Mais especificamente, em O sentimento dum ocidental, repartidos pelas quatro partes que constituem o poema, fazem-se notar os seguintes dualismos:

Parte I - A realidade do mundo exterior e da consciência do poeta. A infelicidade dos que ficam e a felicidade dos que vão. Os trabalhadores e os ociosos. Os pobres e os ricos. Os favorecidos e os desgraçados. A realidade e a evasão. Os inocentes e os orgulhosos. A felicidade da inconsciência e a infelicidade da consciência.

Parte II - Os tristes e os afortunados. A inocência e a crueldade. A realidade abominada da cidade e a cidade idealizada. Clericalismo e laicidade. Os seres murados e os seres livres. O tempo vulgar de hoje (recinto público, bancos de namoro, exíguas pimenteiras) e o tempo simbólico e grandioso de Camões (brônzeo, monumental, de proporções guerreiras, levantado num pilar). A paz e a guerra (os soldados). Os palácios e os casebres. Tempo de hoje e Idade Média. As elegantes e os desfavorecidos. A verdade e a falsidade.

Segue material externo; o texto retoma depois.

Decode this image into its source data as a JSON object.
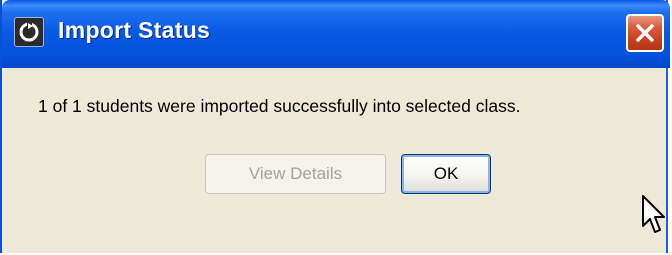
{
  "dialog": {
    "title": "Import Status",
    "message": "1 of 1 students were imported successfully into selected class.",
    "buttons": {
      "view_details_label": "View Details",
      "ok_label": "OK"
    },
    "icons": {
      "title": "app-icon",
      "close": "close-icon",
      "cursor": "mouse-pointer-icon"
    },
    "colors": {
      "titlebar": "#0658e3",
      "close_button": "#d9593a",
      "body": "#ece9d8",
      "disabled_text": "#a6a496"
    },
    "state": {
      "view_details_enabled": false,
      "ok_focused": true
    }
  }
}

Parte III - O exterior (a rua) e o interiores. O dia e a noite (pesa, esmaga). As mulheres de bem e as impuras. As lojas para os que têm posses e a miséria para os desgraçados.

Parte IV - Finitude e eternidade. O presente negativo e o futuro promissor. Hipocrisia e sinceridade.

Uma dicotomia, das mais valorizadas, em O sentimento dum ocidental, é o dualismo cidade-campo. A cidade exprime a mundividência dos bons (os fracos e abandonados) e dos maus (as personagens negativas habitando os seus espaços, o mundo burguês, a que Cesário pertencia, mas que repudiava). O campo representa a vida ligada à natureza (expressão da afetividade), à liberdade, aos valores tradicionais, ao equilíbrio, à memória, a tudo aquilo que se coaduna com os ideais e os sonhos de futuro, de Cesário. O campo representa, sobretudo, a evasão, a compensação do mal-estar provocado pela cidade – que representa a fixidez, a passividade, o palco onde todos os males se representam.

As frustrações de vida do poeta

Cesário concluiu a instrução primária, aos dez anos, recebendo, após isso, formação, na própria loja do pai, para a atividade do comércio. Foi preparado, pela família, para dar continuidade ao negócio de ferragens, na loja que tinha em Lisboa e que geria com determinação.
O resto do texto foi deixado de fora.